Ford has higher hopes on Friday when Justan’s Sister lines-up in the Dunstan Multi-Ultra Trot (2600m) and Zsa Zoe contests the Dunstan Feed Up handicap Trot (2600m).

“Justan’s Sister was going along really well before lockdown,” Ford said. “She was coming along nicely for that Met Multiplier. She was the biggest disappointment over the lockup because we have lost that now.

“She is going well. We gave her a good hit-out on Sunday at Kypros Kotzikas’ place. We took all the ones ready to race down there. She went really well.

“She should hold her head up and look alright. She won’t disgrace herself.” Zsa Zoe will have her first start since December and is another whose preparation was cut short as a result of COVID-19.

“She kicked out and hit a rail (in December) and she got a bit of swelling,” Ford said. “We got a little bit worried about that, so that’s why she had the break.

“She was coming along really nice and then the lockdown came.

“She went as good as any (on Sunday). I am really pleased with her. She has got Cracker Hill in that race so that’s going to be really tough. But she is going really well.”

Meanwhile, Ford has welcomed the return of Group One-winning trotter Marcoola to his barn.

“The last couple of weeks we have been putting him on the jogger and he looks a million dollars,” Ford said.

“But there is nothing for him, so we will bring him up nice and quietly and see how we go.”
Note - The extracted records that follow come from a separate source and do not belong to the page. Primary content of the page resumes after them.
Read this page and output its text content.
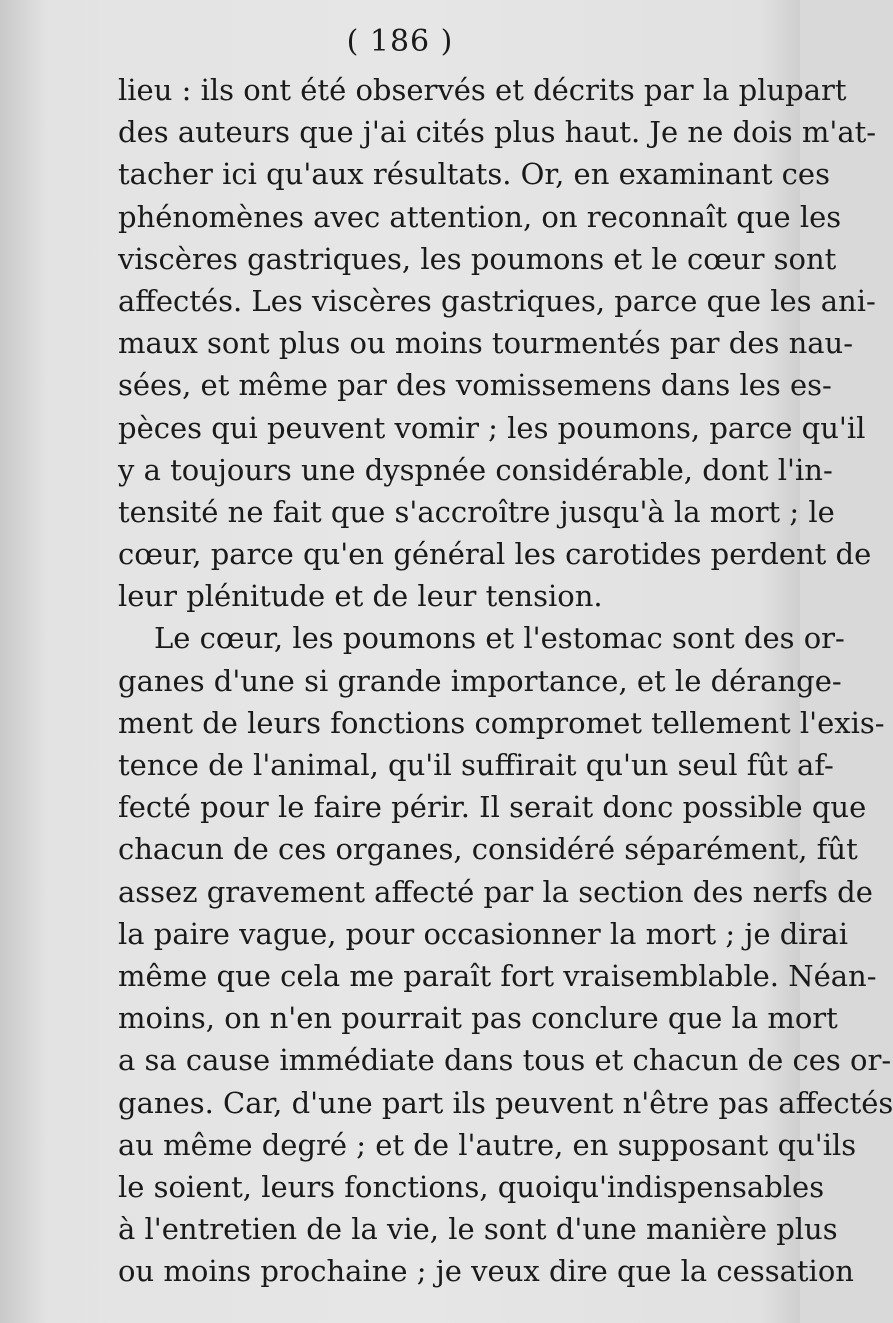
( 186 )
lieu : ils ont été observés et décrits par la plupart
des auteurs que j'ai cités plus haut. Je ne dois m'at-
tacher ici qu'aux résultats. Or, en examinant ces
phénomènes avec attention, on reconnaît que les
viscères gastriques, les poumons et le cœur sont
affectés. Les viscères gastriques, parce que les ani-
maux sont plus ou moins tourmentés par des nau-
sées, et même par des vomissemens dans les es-
pèces qui peuvent vomir ; les poumons, parce qu'il
y a toujours une dyspnée considérable, dont l'in-
tensité ne fait que s'accroître jusqu'à la mort ; le
cœur, parce qu'en général les carotides perdent de
leur plénitude et de leur tension.
Le cœur, les poumons et l'estomac sont des or-
ganes d'une si grande importance, et le dérange-
ment de leurs fonctions compromet tellement l'exis-
tence de l'animal, qu'il suffirait qu'un seul fût af-
fecté pour le faire périr. Il serait donc possible que
chacun de ces organes, considéré séparément, fût
assez gravement affecté par la section des nerfs de
la paire vague, pour occasionner la mort ; je dirai
même que cela me paraît fort vraisemblable. Néan-
moins, on n'en pourrait pas conclure que la mort
a sa cause immédiate dans tous et chacun de ces or-
ganes. Car, d'une part ils peuvent n'être pas affectés
au même degré ; et de l'autre, en supposant qu'ils
le soient, leurs fonctions, quoiqu'indispensables
à l'entretien de la vie, le sont d'une manière plus
ou moins prochaine ; je veux dire que la cessation
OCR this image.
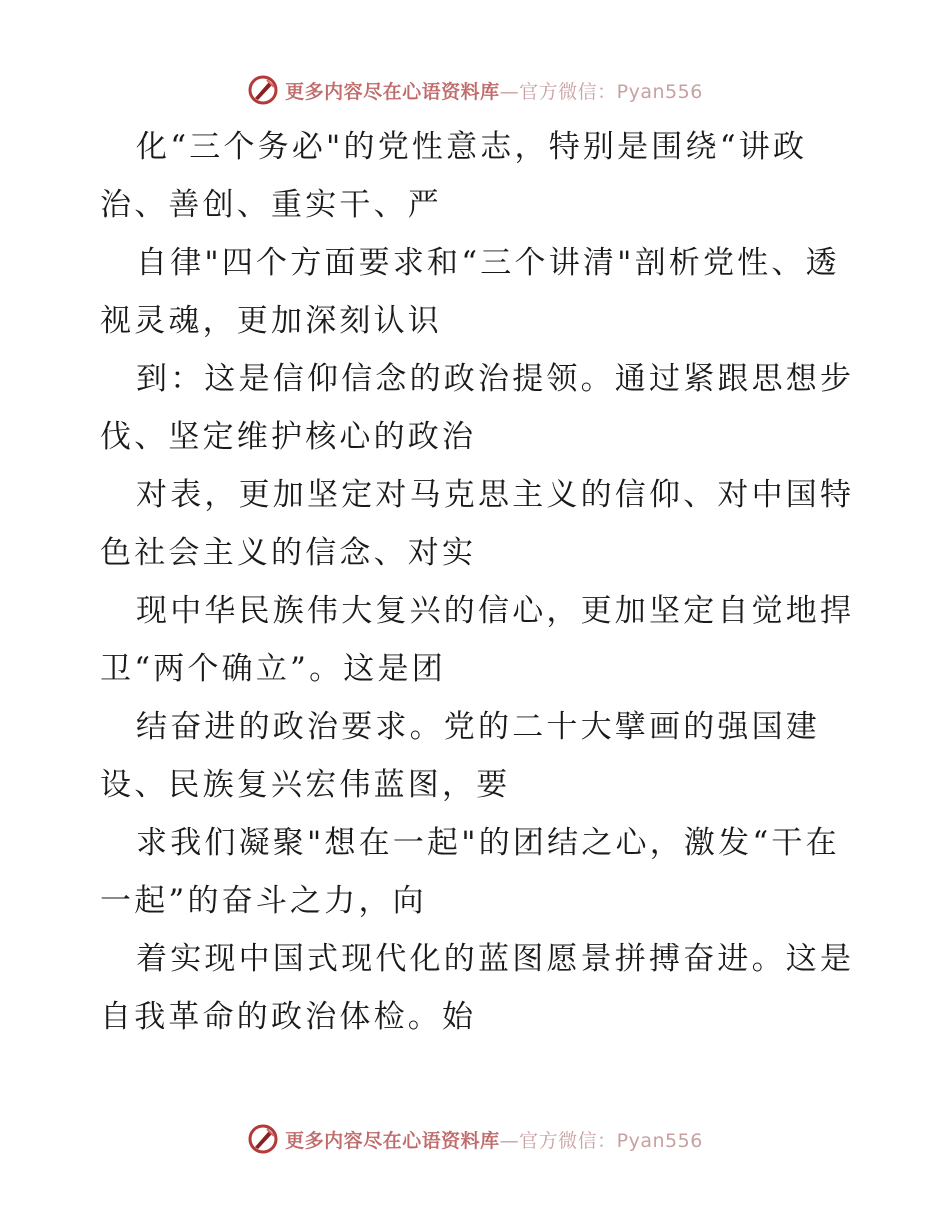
更多内容尽在心语资料库—官方微信：Pyan556
化“三个务必"的党性意志，特别是围绕“讲政
治、善创、重实干、严
自律"四个方面要求和“三个讲清"剖析党性、透
视灵魂，更加深刻认识
到：这是信仰信念的政治提领。通过紧跟思想步
伐、坚定维护核心的政治
对表，更加坚定对马克思主义的信仰、对中国特
色社会主义的信念、对实
现中华民族伟大复兴的信心，更加坚定自觉地捍
卫“两个确立”。这是团
结奋进的政治要求。党的二十大擘画的强国建
设、民族复兴宏伟蓝图，要
求我们凝聚"想在一起"的团结之心，激发“干在
一起”的奋斗之力，向
着实现中国式现代化的蓝图愿景拼搏奋进。这是
自我革命的政治体检。始
更多内容尽在心语资料库—官方微信：Pyan556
A stud career beckons the seven-year-old entire, however, Ford said he and son Clint are having too much fun racing him.

“I have got people ringing me wanting to put mares to him,” Ford said. “He is a lovely horse and is so easy to do things with.

“I don’t want to be a stud farmer. I am absolutely loving going to the races and racing my horses, and he has given us some great thrills.

“He is looking the best he has ever looked and If he can win us another race I would be happy.”

Ford is also looking forward to the return of a couple of exciting rising three-year-olds.

“A two-year-old by Love You out of Amaretto Son’s full-sister, he is a really nice horse,” Ford said. “He makes me get out of bed in the morning.

“We would have raced him as a two-year-old but he was one that we dropped off because
of the lockdown.

“We have also got a two-year-old full-sister to Marcoola who we backed off when things closed down and we are about due to start with her again. She is a nice little horse.”